Nonostante Nvidia affermi che DeepSeek abbia utilizzato chip H800, legalmente acquistabili in Cina, fonti riservate sostengono che la startup avrebbe un numero imprecisato di H100, forse attraverso canali secondari o accessi remoti. La portata dell’infrazione è ancora oggetto di verifica, ma i segnali accumulati indicano un quadro di evasione sistemica dei controlli statunitensi.
Implicazioni economiche e industriali: oltre il caso DeepSeek
Questo caso specifico è emblematico di una trasformazione strutturale della politica industriale globale: l’intelligenza artificiale non è più solo un tema di innovazione, ma un asset strategico a rilevanza militare e geopolitica. Le autorità statunitensi temono che il vantaggio competitivo della Cina in ambito AI possa essere alimentato, in modo diretto o indiretto, dalla tecnologia sviluppata negli USA.

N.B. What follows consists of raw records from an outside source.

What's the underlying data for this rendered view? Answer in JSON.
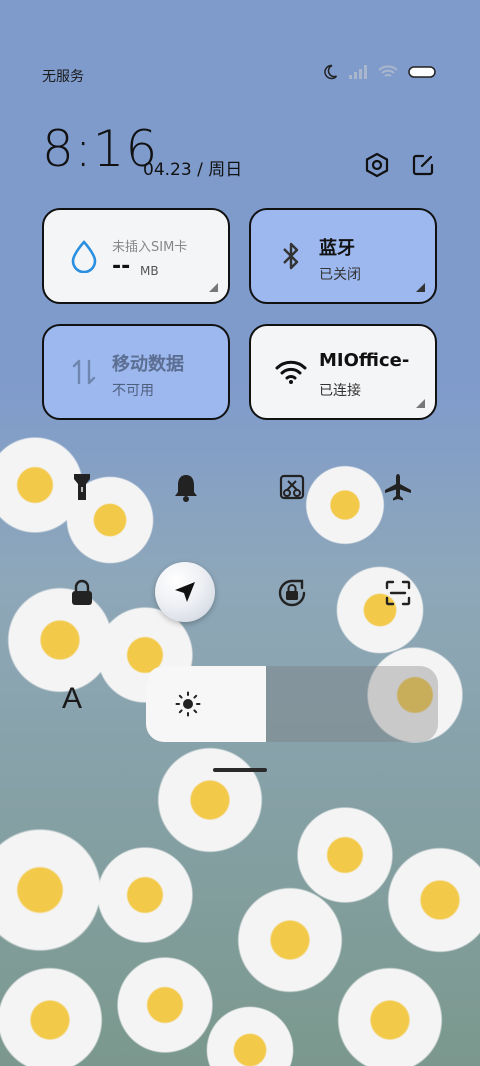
{
  "status_bar": {
    "carrier": "无服务",
    "icons": [
      "moon-icon",
      "signal-icon",
      "wifi-icon",
      "battery-icon"
    ]
  },
  "header": {
    "time": "8:16",
    "date": "04.23 / 周日",
    "settings_icon": "settings-hexagon-icon",
    "edit_icon": "edit-icon"
  },
  "tiles": {
    "data_usage": {
      "title": "未插入SIM卡",
      "value": "--",
      "unit": "MB",
      "icon": "water-drop-icon"
    },
    "bluetooth": {
      "title": "蓝牙",
      "status": "已关闭",
      "icon": "bluetooth-icon"
    },
    "mobile_data": {
      "title": "移动数据",
      "status": "不可用",
      "icon": "data-arrows-icon"
    },
    "wifi": {
      "title": "MIOffice-",
      "status": "已连接",
      "icon": "wifi-icon"
    }
  },
  "toggles_row1": [
    "flashlight-icon",
    "bell-icon",
    "screenshot-icon",
    "airplane-icon"
  ],
  "toggles_row2": [
    "lock-icon",
    "location-icon",
    "rotation-lock-icon",
    "scan-icon"
  ],
  "brightness": {
    "level_percent": 41,
    "icon": "sun-icon"
  },
  "font_size_label": "A",
  "colors": {
    "background": "#7f9bcc",
    "tile_active": "#9cb8ee",
    "tile_inactive": "#f4f5f7"
  }
}
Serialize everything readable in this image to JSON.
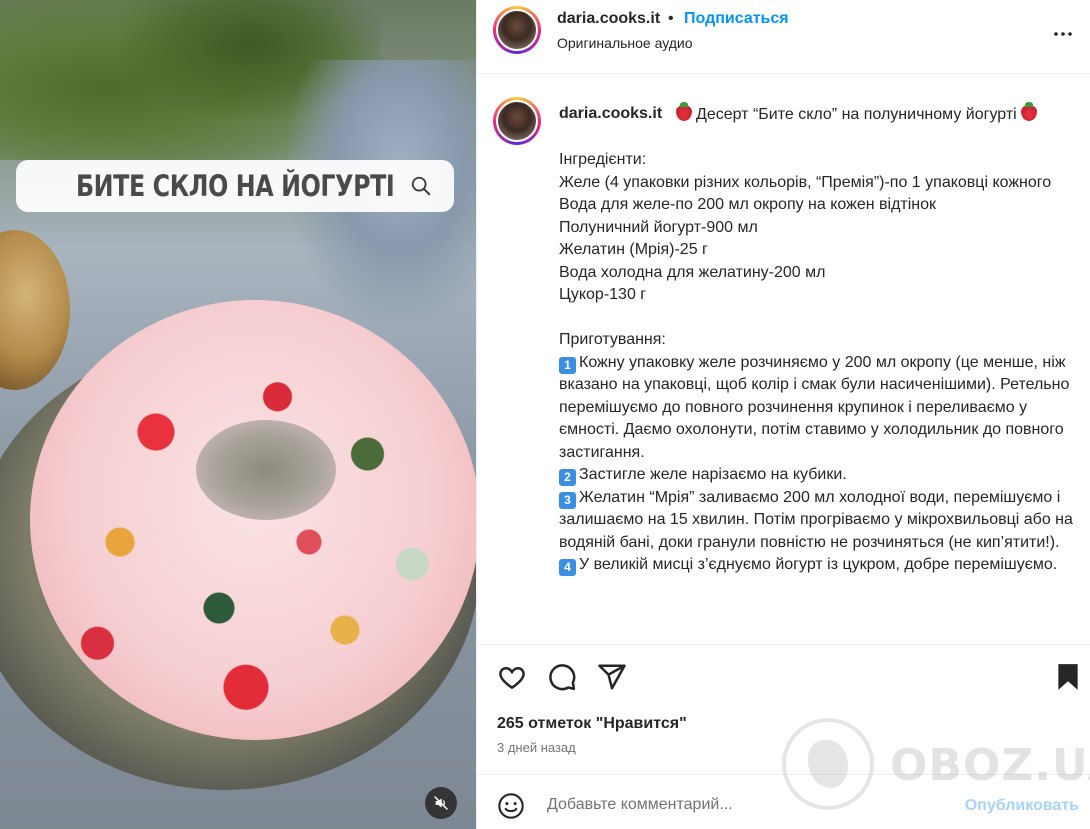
{
  "media": {
    "overlay_title": "БИТЕ СКЛО НА ЙОГУРТІ"
  },
  "header": {
    "username": "daria.cooks.it",
    "separator": "•",
    "follow_label": "Подписаться",
    "audio_label": "Оригинальное аудио"
  },
  "caption": {
    "username": "daria.cooks.it",
    "headline": "Десерт “Бите скло” на полуничному йогурті",
    "ingredients_title": "Інгредієнти:",
    "ingredients": [
      "Желе (4 упаковки різних кольорів, “Премія”)-по 1 упаковці кожного",
      "Вода для желе-по 200 мл окропу на кожен відтінок",
      "Полуничний йогурт-900 мл",
      "Желатин (Мрія)-25 г",
      "Вода холодна для желатину-200 мл",
      "Цукор-130 г"
    ],
    "steps_title": "Приготування:",
    "steps": [
      {
        "num": "1",
        "text": "Кожну упаковку желе розчиняємо у 200 мл окропу (це менше, ніж вказано на упаковці, щоб колір і смак були насиченішими). Ретельно перемішуємо до повного розчинення крупинок і переливаємо у ємності. Даємо охолонути, потім ставимо у холодильник до повного застигання."
      },
      {
        "num": "2",
        "text": "Застигле желе нарізаємо на кубики."
      },
      {
        "num": "3",
        "text": "Желатин “Мрія” заливаємо 200 мл холодної води, перемішуємо і залишаємо на 15 хвилин. Потім прогріваємо у мікрохвильовці або на водяній бані, доки гранули повністю не розчиняться (не кип’ятити!)."
      },
      {
        "num": "4",
        "text": "У великій мисці з’єднуємо йогурт із цукром, добре перемішуємо."
      }
    ]
  },
  "actions": {
    "likes": "265 отметок \"Нравится\"",
    "time": "3 дней назад"
  },
  "comment": {
    "placeholder": "Добавьте комментарий...",
    "publish_label": "Опубликовать"
  },
  "watermark": {
    "text": "OBOZ.UA"
  },
  "icons": {
    "like": "heart-icon",
    "comment": "comment-icon",
    "share": "share-icon",
    "save": "bookmark-icon",
    "more": "more-icon",
    "emoji": "smile-icon",
    "mute": "mute-icon",
    "search": "search-icon"
  },
  "colors": {
    "link_blue": "#0095f6",
    "publish_disabled": "#a8d4f8",
    "text": "#262626",
    "secondary": "#737373"
  }
}
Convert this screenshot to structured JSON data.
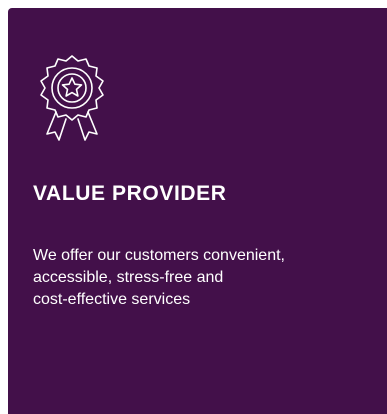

Le imprese americane come Nvidia, pur conformandosi formalmente alle restrizioni, rischiano di trovarsi coinvolte in casi di utilizzo improprio dei propri prodotti da parte di soggetti terzi, soprattutto in assenza di controlli efficaci sulla destinazione finale dei chip.
Un nuovo scenario di competizione strategica
Il dossier DeepSeek rappresenta un punto di convergenza tra tecnologia, diritto dell’innovazione, economia internazionale e sicurezza nazionale. Le autorità USA, pur non avendo ancora imposto sanzioni formali, mantengono alta l’attenzione su una delle più rapide e controverse ascese nell’ecosistema AI cinese.
Per policy maker, investitori e aziende high-tech globali, si tratta di un caso di studio cruciale per comprendere i nuovi rischi derivanti da catene del valore opache, interdipendenze tecnologiche e regimi giuridici asimmetrici. L’equilibrio tra innovazione e controllo, tra libertà digitale e sovranità nazionale, sarà al centro della nuova governance dell’intelligenza artificiale nel mondo multipolare post-2025.